После него идут две самые динамичные и насыщенные событиями главы, которые уже не претендуют на статус реконструкции и исторического свидетельства - Манн весьма тонко наделяет их статусом «фикшн»: ведь после такого внутреннего монолога Гёте даже самому наивному читателю будет крайне сложно решить, что «всё так и было».
Но стоит правильно определиться с жанром («театр у микрофона») и всё в восприятии «Лотты» становится на свои места: Манн не совпадает и категорически не хочет совпадать с нынешними скоростями восприятия.
Стиль изложения, определяемый как «неторопливый», между тем, не кажется мне старомодным, поскольку постмодернистская амплитуда восприятия всеядна и способна получать удовольствие от любых стилей любых эпох (в чём и заключена одна из её важнейших особенностей).
Поэтому категория «старомодности» здесь не работает; но очень хорошо действует ощущение вхождения в инаковость, в хронотоп, оформленный каким-то своим, не самым привычным (точнее, отвычным, отвыкшим), в чужую длительность.
Это тоже работает по привычке к иным эстетиками и способам вИденья мира, активно потребляемым современным потребителем и, даже более того, именно такой инаковости особенно требующем (скажем, от того же самого азиатского или ближневосточного кинематографа).

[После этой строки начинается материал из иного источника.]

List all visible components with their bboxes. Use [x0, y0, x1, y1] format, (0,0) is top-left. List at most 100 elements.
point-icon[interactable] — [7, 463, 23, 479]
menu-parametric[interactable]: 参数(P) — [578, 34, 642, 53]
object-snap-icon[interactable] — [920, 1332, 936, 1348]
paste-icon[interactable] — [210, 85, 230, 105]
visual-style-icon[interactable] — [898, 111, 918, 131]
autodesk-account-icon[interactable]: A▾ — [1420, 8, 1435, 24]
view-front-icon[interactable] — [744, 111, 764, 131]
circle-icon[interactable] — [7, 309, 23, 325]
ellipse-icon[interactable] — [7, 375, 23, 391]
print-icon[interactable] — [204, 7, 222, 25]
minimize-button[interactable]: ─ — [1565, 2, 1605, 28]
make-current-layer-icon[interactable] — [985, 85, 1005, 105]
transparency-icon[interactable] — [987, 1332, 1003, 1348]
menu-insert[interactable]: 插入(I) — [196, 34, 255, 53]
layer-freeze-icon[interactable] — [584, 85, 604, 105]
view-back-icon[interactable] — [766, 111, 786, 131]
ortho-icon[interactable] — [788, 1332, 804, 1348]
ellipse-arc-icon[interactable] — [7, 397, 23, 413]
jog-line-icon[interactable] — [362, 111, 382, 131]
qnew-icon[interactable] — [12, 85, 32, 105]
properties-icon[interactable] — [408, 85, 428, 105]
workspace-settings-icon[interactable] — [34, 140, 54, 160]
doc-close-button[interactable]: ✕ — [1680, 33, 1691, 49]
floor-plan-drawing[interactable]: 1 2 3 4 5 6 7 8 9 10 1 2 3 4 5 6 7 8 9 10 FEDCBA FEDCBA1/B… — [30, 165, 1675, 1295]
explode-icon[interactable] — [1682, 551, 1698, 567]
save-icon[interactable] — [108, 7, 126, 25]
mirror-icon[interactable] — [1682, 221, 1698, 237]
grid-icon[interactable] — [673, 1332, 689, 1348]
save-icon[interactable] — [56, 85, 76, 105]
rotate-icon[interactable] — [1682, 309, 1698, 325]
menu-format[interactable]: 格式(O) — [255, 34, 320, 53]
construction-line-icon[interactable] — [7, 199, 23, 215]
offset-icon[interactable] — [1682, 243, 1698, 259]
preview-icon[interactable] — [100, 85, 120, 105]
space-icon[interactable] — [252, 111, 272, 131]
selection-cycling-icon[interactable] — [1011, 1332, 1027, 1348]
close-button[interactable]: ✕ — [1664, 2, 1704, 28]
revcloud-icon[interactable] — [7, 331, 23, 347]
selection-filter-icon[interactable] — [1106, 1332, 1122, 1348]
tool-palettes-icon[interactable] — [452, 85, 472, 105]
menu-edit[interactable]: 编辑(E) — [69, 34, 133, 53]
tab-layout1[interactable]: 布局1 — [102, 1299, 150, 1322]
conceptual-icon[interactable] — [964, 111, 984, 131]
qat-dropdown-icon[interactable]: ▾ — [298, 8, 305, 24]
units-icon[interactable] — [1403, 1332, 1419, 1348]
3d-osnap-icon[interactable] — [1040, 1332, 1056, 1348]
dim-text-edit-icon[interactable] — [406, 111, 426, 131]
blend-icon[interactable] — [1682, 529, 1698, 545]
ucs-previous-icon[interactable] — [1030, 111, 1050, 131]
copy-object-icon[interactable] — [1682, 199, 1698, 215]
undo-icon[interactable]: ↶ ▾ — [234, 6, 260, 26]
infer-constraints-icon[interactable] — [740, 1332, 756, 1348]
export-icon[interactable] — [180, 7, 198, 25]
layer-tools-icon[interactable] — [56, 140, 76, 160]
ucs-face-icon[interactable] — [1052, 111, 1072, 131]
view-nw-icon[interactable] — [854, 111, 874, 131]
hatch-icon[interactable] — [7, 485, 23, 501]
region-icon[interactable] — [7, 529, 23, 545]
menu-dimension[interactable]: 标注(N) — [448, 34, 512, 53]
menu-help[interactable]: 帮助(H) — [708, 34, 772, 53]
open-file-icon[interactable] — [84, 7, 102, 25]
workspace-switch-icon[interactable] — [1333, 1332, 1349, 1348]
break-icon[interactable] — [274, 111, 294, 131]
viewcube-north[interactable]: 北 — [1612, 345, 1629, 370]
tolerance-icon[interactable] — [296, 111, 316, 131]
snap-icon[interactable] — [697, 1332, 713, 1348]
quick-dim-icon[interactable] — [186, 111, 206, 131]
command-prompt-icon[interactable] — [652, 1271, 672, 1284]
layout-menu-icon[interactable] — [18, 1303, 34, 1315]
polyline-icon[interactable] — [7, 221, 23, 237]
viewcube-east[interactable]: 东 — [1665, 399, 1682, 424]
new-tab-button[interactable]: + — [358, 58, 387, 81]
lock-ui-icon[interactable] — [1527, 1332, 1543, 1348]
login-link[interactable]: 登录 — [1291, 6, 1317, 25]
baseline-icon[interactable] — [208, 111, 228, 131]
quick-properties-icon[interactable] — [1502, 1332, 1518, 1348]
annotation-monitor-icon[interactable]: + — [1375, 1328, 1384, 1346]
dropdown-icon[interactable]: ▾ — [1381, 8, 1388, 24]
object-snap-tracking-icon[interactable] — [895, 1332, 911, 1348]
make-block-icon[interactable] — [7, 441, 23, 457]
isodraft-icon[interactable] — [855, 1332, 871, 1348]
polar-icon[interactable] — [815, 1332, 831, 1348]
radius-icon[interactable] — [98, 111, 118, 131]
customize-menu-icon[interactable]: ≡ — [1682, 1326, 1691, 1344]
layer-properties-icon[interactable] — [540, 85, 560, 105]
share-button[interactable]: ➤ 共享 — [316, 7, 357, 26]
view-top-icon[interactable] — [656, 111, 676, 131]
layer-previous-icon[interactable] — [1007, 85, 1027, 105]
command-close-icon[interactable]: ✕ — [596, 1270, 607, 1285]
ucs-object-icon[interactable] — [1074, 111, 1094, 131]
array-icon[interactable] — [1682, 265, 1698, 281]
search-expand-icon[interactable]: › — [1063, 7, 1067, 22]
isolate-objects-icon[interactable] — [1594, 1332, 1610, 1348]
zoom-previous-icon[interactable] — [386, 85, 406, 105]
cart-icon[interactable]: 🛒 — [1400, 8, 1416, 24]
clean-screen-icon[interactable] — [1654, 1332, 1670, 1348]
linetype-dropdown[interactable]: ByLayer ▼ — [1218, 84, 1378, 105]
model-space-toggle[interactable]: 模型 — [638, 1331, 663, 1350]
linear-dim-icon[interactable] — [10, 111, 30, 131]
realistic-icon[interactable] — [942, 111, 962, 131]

Нарративные кунштюки и остроумное складывание пасьянса придёт позже - и потому, что модернизму свойственны открытые (как бы незавершённые) структуры; и оттого, что в теме беллетристической биографической игровой реконструкции, посвящённой вопросам не биографии, но творчества, Манн был одним из первых.
Вероятно, задумка столкнуть постаревших персонажей романа и их прототипов в жизнепободном пространстве, которое Манн дотошно воспроизводит, благо музейно-туристическая индустрия вокруг Гёте сложилась ещё при его жизни (
вспомним, хотя бы, «Записки русского путешественника» Карамзина), казалась автору настолько остроумной сама по себе, что в дальнейшую разработку фабулы он даже и не подумал вкладываться.
Ну, что, и правильно сделал: эта плавность и бедность на события дополнительно работает на инаковость, делая «Лоту в Веймаре» ещё более утончённой и привлекательной.